If you care for an elderly, injured or special needs pet, you've come to the right place!
A close friend of my family has elderly parents, who have been temporarily displaced from their home after a severe flood. Unfortunately they cannot bring their senior dog with them to the hotel, and are forced to go back and forth to the house each day to feed him. The larger issue is that this dog is arthritic, a little senile, and worse .... potentially aggressive (out of fear) if approached incorrectly or cornered. He was horribly abused as a puppy, and has always been a fear-biter. At his core however, he is still a loving dog who is now nearing the end of his life, spending all of his time alone in his doghouse with the weather getting colder. His family really just isn't equipped to provide the care that he needs, and they are afraid to even take him for walks, as that requires putting a leash/collar on him. So he is pretty much isolated all of the time, and now that time is 100% outside. Anyway, there isn't really much I can do personally, except recommend a hospice-care facility that might be willing to take him. The only problem is that the one place I found locally (Phoenix-Metro/Scottsdale Arizona) is full and not accepting any more dogs. I was hoping someone in the community here might be able to offer some advice and/or a referral to an organization that can help. I'm just looking to figure out a way to make his final months more comfortable, providing him with a little love, warmth, and safety during the time he has left.

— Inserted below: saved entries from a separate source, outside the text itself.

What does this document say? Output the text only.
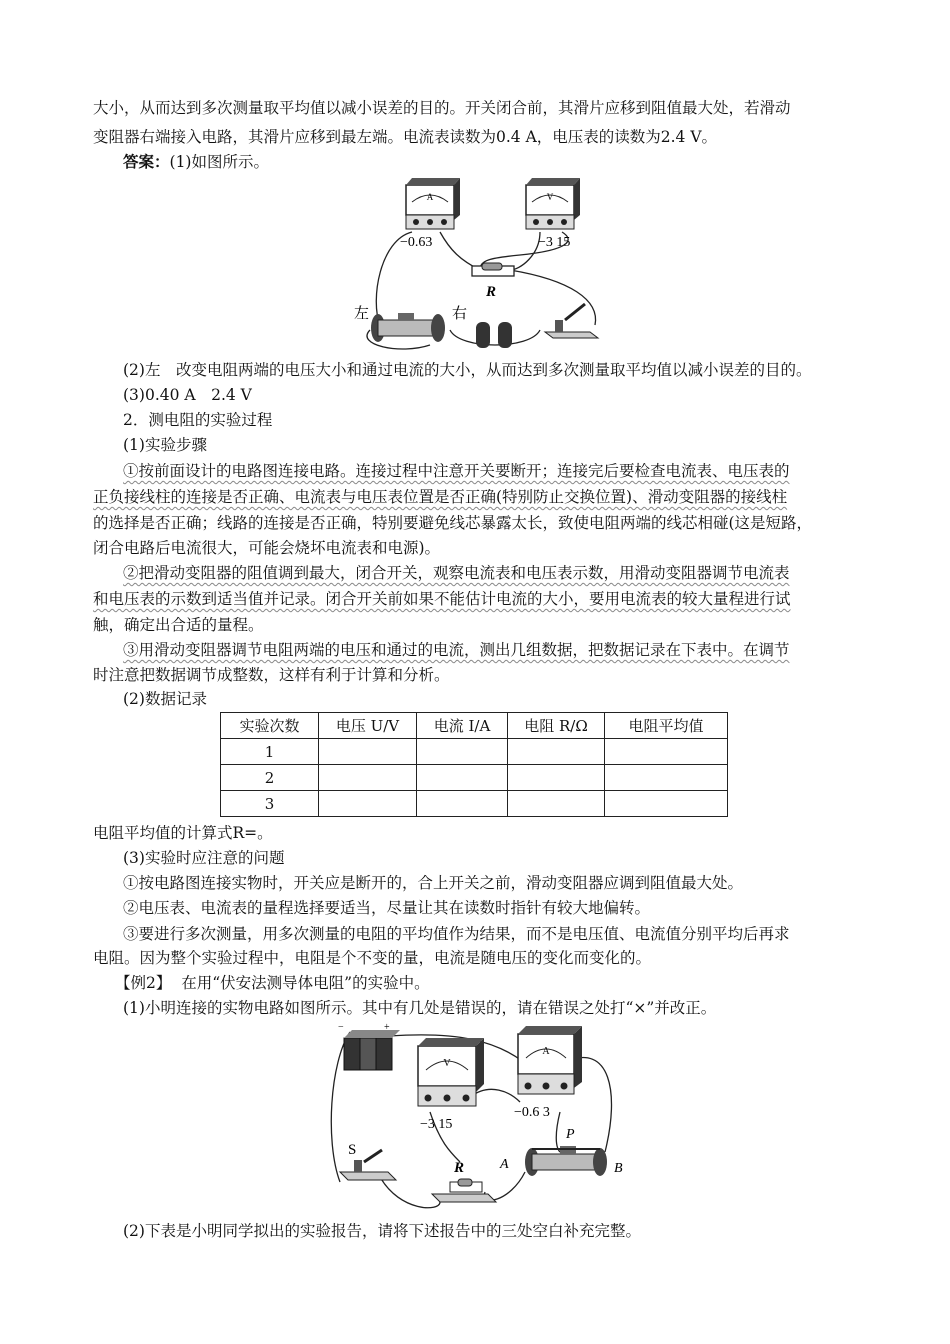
大小，从而达到多次测量取平均值以减小误差的目的。开关闭合前，其滑片应移到阻值最大处，若滑动
变阻器右端接入电路，其滑片应移到最左端。电流表读数为0.4 A，电压表的读数为2.4 V。
答案：(1)如图所示。
A
−0.63
V
−3 15
R
左	右
(2)左　改变电阻两端的电压大小和通过电流的大小，从而达到多次测量取平均值以减小误差的目的。
(3)0.40 A　2.4 V
2．测电阻的实验过程
(1)实验步骤
①按前面设计的电路图连接电路。连接过程中注意开关要断开；连接完后要检查电流表、电压表的
正负接线柱的连接是否正确、电流表与电压表位置是否正确(特别防止交换位置)、滑动变阻器的接线柱
的选择是否正确；线路的连接是否正确，特别要避免线芯暴露太长，致使电阻两端的线芯相碰(这是短路，
闭合电路后电流很大，可能会烧坏电流表和电源)。
②把滑动变阻器的阻值调到最大，闭合开关，观察电流表和电压表示数，用滑动变阻器调节电流表
和电压表的示数到适当值并记录。闭合开关前如果不能估计电流的大小，要用电流表的较大量程进行试
触，确定出合适的量程。
③用滑动变阻器调节电阻两端的电压和通过的电流，测出几组数据，把数据记录在下表中。在调节
时注意把数据调节成整数，这样有利于计算和分析。
(2)数据记录
实验次数	电压 U/V	电流 I/A	电阻 R/Ω	电阻平均值
1				
2				
3				
电阻平均值的计算式R=。
(3)实验时应注意的问题
①按电路图连接实物时，开关应是断开的，合上开关之前，滑动变阻器应调到阻值最大处。
②电压表、电流表的量程选择要适当，尽量让其在读数时指针有较大地偏转。
③要进行多次测量，用多次测量的电阻的平均值作为结果，而不是电压值、电流值分别平均后再求
电阻。因为整个实验过程中，电阻是个不变的量，电流是随电压的变化而变化的。
【例2】 在用“伏安法测导体电阻”的实验中。
(1)小明连接的实物电路如图所示。其中有几处是错误的，请在错误之处打“×”并改正。
−	+
V
−3 15
A
−0.6 3
S
R
P
A	B
(2)下表是小明同学拟出的实验报告，请将下述报告中的三处空白补充完整。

Any help is very much appreciated.
It sounds like this poor dog is having a miserable existance, especially since he's elderly and living in isolation outdoors. Taking an old dog who is a fear-biter to any sort of shelter or facility is not humane, IMO. Because of his biting, rehoming would not be an option I would consider.
I'm very sorry if this sounds harsh, but ANY life is not always better than NO life, and perhaps a gentle euthanization would be preferable to any other unsatisfactory solutions if there's no chance of his owners returning to their home in the near future.
The owners will be back in the home soon...but they are elderly as well, and really aren't equipped to care for him. It is heart-breaking because the dog is sweet like sugar to me, because I know how to approach/treat him. As long as you don't corner him or startle him, and make sure he knows he is safe, he is a very friendly dog...yet a nightmare to groom or take to the vet, because you can't lift him or coax him into the car. I was just hoping there might be some facility out there where there are volunteers who know how to care for this type of dog. I am thinking the best way to go might be for me to just visit him myself as much as possible and try to give him some attention when I can. Unfortunately even if I thought euthanizing him was the right way to go, I wouldn't be able to convince the owners that this was a good idea. They are completely oblivious to the problem. Thanks for your reply.
Welcome back...just in time for us to wish you a Merry Christmas! I am so glad that the owners can come back to their home and their dog. You have been chosen to intervene an assist in a difficult situation which is somewhat resolved, now that they are back home and their dog can live inside with them. Somehow, I feel Mini has a paw in all of this. You have stepped up to help other animals in his honor and sometimes the ways you help are not cut and dry.
My Bailey was so afraid of the vet that it was very traumatic taking her. My vet became a close friend and I was so fortunate that she and her tech would come to the house for routine things - the most difficult being clipping her nails. She would lie down on the floor with her, cuddle and talk to her, hold her paw, clip a nail, cuddle and talk, clip, etc. Maybe there is someone who could help in that way. Many vets back off of certain vaccinations when a dog is elderly and an inside dog. As for grooming, perhaps brushing at the same time as stroking could take care of some of that. Nail clipping takes a special person.
I don't know how much time and inconvenience this is causing you, but I know that those people must appreciate having you in their corner. It is obvious that their dog has seen your soul and bonds with it. Bless you for helping them - Mini is proud.
Christine... and Bailey, playing at the Bridge
?/1999 - 10/25/08
Thanks for the kind words. I went to visit him yesterday, and he seemed like a different dog..came right out to greet me and was very happy and affectionate. When you see them like that, it is hard to consider euthanasia as an option. If only good-will-towards-animals-karma was a little stronger, as it turns out, I may be good at helping other people's animals, but may not have been meant to have my own.